- Born: Donald Bannerman Macleod 21 July 1887 Doyleston, New Zealand
- Died: 8 March 1972 (aged 84) Wellington, New Zealand
- Education: Canterbury University College
- Awards: Hector Medal (1940)
- Scientific career
- Fields: Molecular physics
- Workplaces: Canterbury University College
- Thesis: (1922)

= Donald Macleod (physicist) =

New Zealand academic molecular physicist (1887–1972)

Donald Bannerman Macleod (21 July 1887 – 8 March 1972) was a New Zealand molecular physicist.
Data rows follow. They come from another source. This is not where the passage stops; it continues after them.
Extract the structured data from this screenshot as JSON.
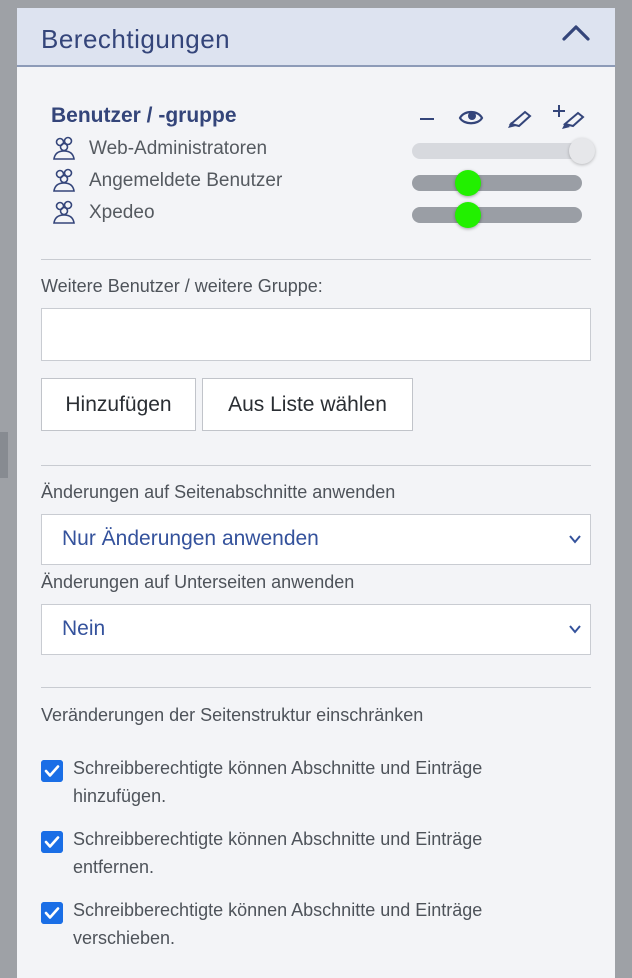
{
  "panel": {
    "title": "Berechtigungen",
    "collapse_icon": "chevron-up-icon"
  },
  "permissions": {
    "header_label": "Benutzer / -gruppe",
    "column_icons": [
      "none-dash-icon",
      "eye-read-icon",
      "pen-write-icon",
      "pen-plus-create-icon"
    ],
    "users": [
      {
        "name": "Web-Administratoren",
        "icon": "user-group-icon",
        "level": 1.0,
        "enabled": false
      },
      {
        "name": "Angemeldete Benutzer",
        "icon": "user-group-icon",
        "level": 0.33,
        "enabled": true
      },
      {
        "name": "Xpedeo",
        "icon": "user-group-icon",
        "level": 0.33,
        "enabled": true
      }
    ]
  },
  "add_user": {
    "label": "Weitere Benutzer / weitere Gruppe:",
    "input_value": "",
    "add_button": "Hinzufügen",
    "list_button": "Aus Liste wählen"
  },
  "apply_sections": {
    "label": "Änderungen auf Seitenabschnitte anwenden",
    "selected": "Nur Änderungen anwenden"
  },
  "apply_subpages": {
    "label": "Änderungen auf Unterseiten anwenden",
    "selected": "Nein"
  },
  "structure": {
    "label": "Veränderungen der Seitenstruktur einschränken",
    "options": [
      {
        "text": "Schreibberechtigte können Abschnitte und Einträge hinzufügen.",
        "checked": true
      },
      {
        "text": "Schreibberechtigte können Abschnitte und Einträge entfernen.",
        "checked": true
      },
      {
        "text": "Schreibberechtigte können Abschnitte und Einträge verschieben.",
        "checked": true
      }
    ]
  },
  "colors": {
    "accent": "#34457a",
    "slider_knob_active": "#22f000",
    "checkbox": "#1a6ee6"
  }
}
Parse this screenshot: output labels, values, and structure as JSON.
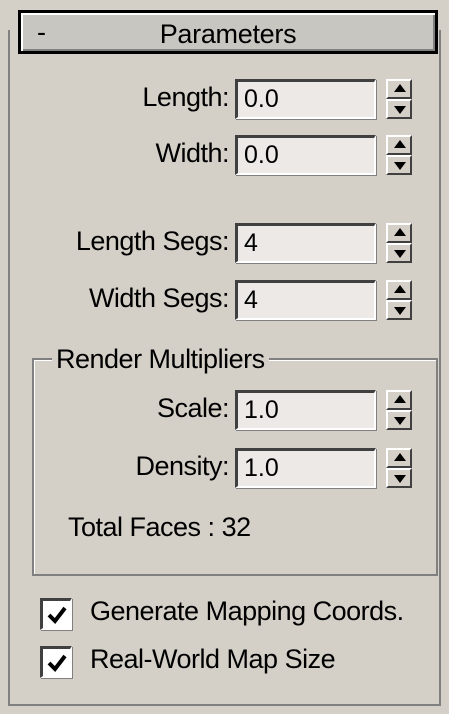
{
  "rollout": {
    "collapse_symbol": "-",
    "title": "Parameters"
  },
  "fields": {
    "length": {
      "label": "Length:",
      "value": "0.0"
    },
    "width": {
      "label": "Width:",
      "value": "0.0"
    },
    "length_segs": {
      "label": "Length Segs:",
      "value": "4"
    },
    "width_segs": {
      "label": "Width Segs:",
      "value": "4"
    }
  },
  "render_multipliers": {
    "title": "Render Multipliers",
    "scale": {
      "label": "Scale:",
      "value": "1.0"
    },
    "density": {
      "label": "Density:",
      "value": "1.0"
    },
    "total_faces": "Total Faces : 32"
  },
  "checkboxes": {
    "generate_mapping": {
      "label": "Generate Mapping Coords.",
      "checked": true
    },
    "real_world": {
      "label": "Real-World Map Size",
      "checked": true
    }
  },
  "icons": {
    "spinner_up": "triangle-up",
    "spinner_down": "triangle-down",
    "check": "checkmark"
  }
}
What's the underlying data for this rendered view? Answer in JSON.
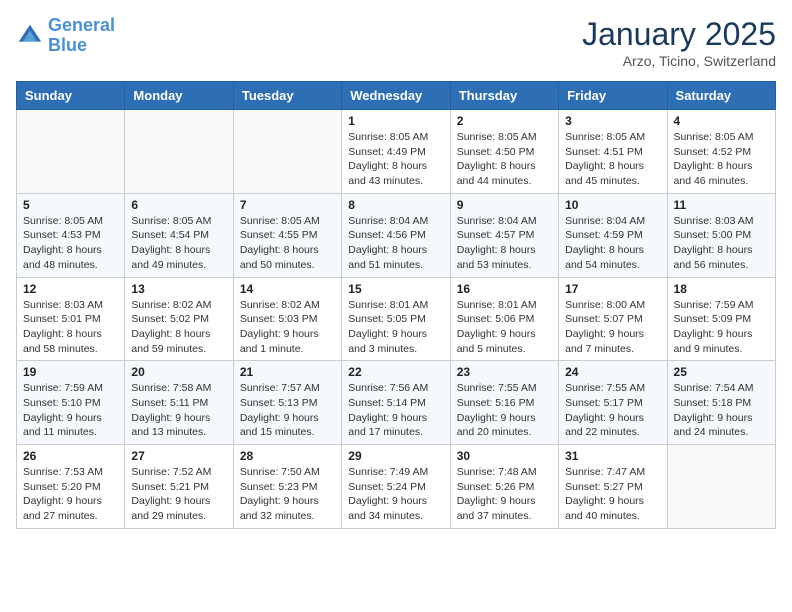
{
  "logo": {
    "line1": "General",
    "line2": "Blue"
  },
  "title": "January 2025",
  "subtitle": "Arzo, Ticino, Switzerland",
  "weekdays": [
    "Sunday",
    "Monday",
    "Tuesday",
    "Wednesday",
    "Thursday",
    "Friday",
    "Saturday"
  ],
  "weeks": [
    [
      {
        "day": "",
        "info": ""
      },
      {
        "day": "",
        "info": ""
      },
      {
        "day": "",
        "info": ""
      },
      {
        "day": "1",
        "info": "Sunrise: 8:05 AM\nSunset: 4:49 PM\nDaylight: 8 hours and 43 minutes."
      },
      {
        "day": "2",
        "info": "Sunrise: 8:05 AM\nSunset: 4:50 PM\nDaylight: 8 hours and 44 minutes."
      },
      {
        "day": "3",
        "info": "Sunrise: 8:05 AM\nSunset: 4:51 PM\nDaylight: 8 hours and 45 minutes."
      },
      {
        "day": "4",
        "info": "Sunrise: 8:05 AM\nSunset: 4:52 PM\nDaylight: 8 hours and 46 minutes."
      }
    ],
    [
      {
        "day": "5",
        "info": "Sunrise: 8:05 AM\nSunset: 4:53 PM\nDaylight: 8 hours and 48 minutes."
      },
      {
        "day": "6",
        "info": "Sunrise: 8:05 AM\nSunset: 4:54 PM\nDaylight: 8 hours and 49 minutes."
      },
      {
        "day": "7",
        "info": "Sunrise: 8:05 AM\nSunset: 4:55 PM\nDaylight: 8 hours and 50 minutes."
      },
      {
        "day": "8",
        "info": "Sunrise: 8:04 AM\nSunset: 4:56 PM\nDaylight: 8 hours and 51 minutes."
      },
      {
        "day": "9",
        "info": "Sunrise: 8:04 AM\nSunset: 4:57 PM\nDaylight: 8 hours and 53 minutes."
      },
      {
        "day": "10",
        "info": "Sunrise: 8:04 AM\nSunset: 4:59 PM\nDaylight: 8 hours and 54 minutes."
      },
      {
        "day": "11",
        "info": "Sunrise: 8:03 AM\nSunset: 5:00 PM\nDaylight: 8 hours and 56 minutes."
      }
    ],
    [
      {
        "day": "12",
        "info": "Sunrise: 8:03 AM\nSunset: 5:01 PM\nDaylight: 8 hours and 58 minutes."
      },
      {
        "day": "13",
        "info": "Sunrise: 8:02 AM\nSunset: 5:02 PM\nDaylight: 8 hours and 59 minutes."
      },
      {
        "day": "14",
        "info": "Sunrise: 8:02 AM\nSunset: 5:03 PM\nDaylight: 9 hours and 1 minute."
      },
      {
        "day": "15",
        "info": "Sunrise: 8:01 AM\nSunset: 5:05 PM\nDaylight: 9 hours and 3 minutes."
      },
      {
        "day": "16",
        "info": "Sunrise: 8:01 AM\nSunset: 5:06 PM\nDaylight: 9 hours and 5 minutes."
      },
      {
        "day": "17",
        "info": "Sunrise: 8:00 AM\nSunset: 5:07 PM\nDaylight: 9 hours and 7 minutes."
      },
      {
        "day": "18",
        "info": "Sunrise: 7:59 AM\nSunset: 5:09 PM\nDaylight: 9 hours and 9 minutes."
      }
    ],
    [
      {
        "day": "19",
        "info": "Sunrise: 7:59 AM\nSunset: 5:10 PM\nDaylight: 9 hours and 11 minutes."
      },
      {
        "day": "20",
        "info": "Sunrise: 7:58 AM\nSunset: 5:11 PM\nDaylight: 9 hours and 13 minutes."
      },
      {
        "day": "21",
        "info": "Sunrise: 7:57 AM\nSunset: 5:13 PM\nDaylight: 9 hours and 15 minutes."
      },
      {
        "day": "22",
        "info": "Sunrise: 7:56 AM\nSunset: 5:14 PM\nDaylight: 9 hours and 17 minutes."
      },
      {
        "day": "23",
        "info": "Sunrise: 7:55 AM\nSunset: 5:16 PM\nDaylight: 9 hours and 20 minutes."
      },
      {
        "day": "24",
        "info": "Sunrise: 7:55 AM\nSunset: 5:17 PM\nDaylight: 9 hours and 22 minutes."
      },
      {
        "day": "25",
        "info": "Sunrise: 7:54 AM\nSunset: 5:18 PM\nDaylight: 9 hours and 24 minutes."
      }
    ],
    [
      {
        "day": "26",
        "info": "Sunrise: 7:53 AM\nSunset: 5:20 PM\nDaylight: 9 hours and 27 minutes."
      },
      {
        "day": "27",
        "info": "Sunrise: 7:52 AM\nSunset: 5:21 PM\nDaylight: 9 hours and 29 minutes."
      },
      {
        "day": "28",
        "info": "Sunrise: 7:50 AM\nSunset: 5:23 PM\nDaylight: 9 hours and 32 minutes."
      },
      {
        "day": "29",
        "info": "Sunrise: 7:49 AM\nSunset: 5:24 PM\nDaylight: 9 hours and 34 minutes."
      },
      {
        "day": "30",
        "info": "Sunrise: 7:48 AM\nSunset: 5:26 PM\nDaylight: 9 hours and 37 minutes."
      },
      {
        "day": "31",
        "info": "Sunrise: 7:47 AM\nSunset: 5:27 PM\nDaylight: 9 hours and 40 minutes."
      },
      {
        "day": "",
        "info": ""
      }
    ]
  ]
}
==Early life and education==
Born at Doyleston, near Christchurch, in 1887, Macleod studied at Canterbury University College, graduating with an MA with first-class honours in chemistry in 1910.

==Academic career==
Following his graduation, Macleod was appointed as a lecturer in physics at Canterbury and worked there until his retirement in 1953 as an associate professor. He had a research collaboration with Professor Coleridge Farr from 1911 to 1936. In 1922 Macleod was awarded a DSc from Canterbury University College.

His work covered the viscosity of sulphur and the internal pressure of liquids.

He was elected a Fellow of the Royal Society of New Zealand in 1935 and in 1940 he was awarded the society's Hector Medal for his work in the field of molecular physics.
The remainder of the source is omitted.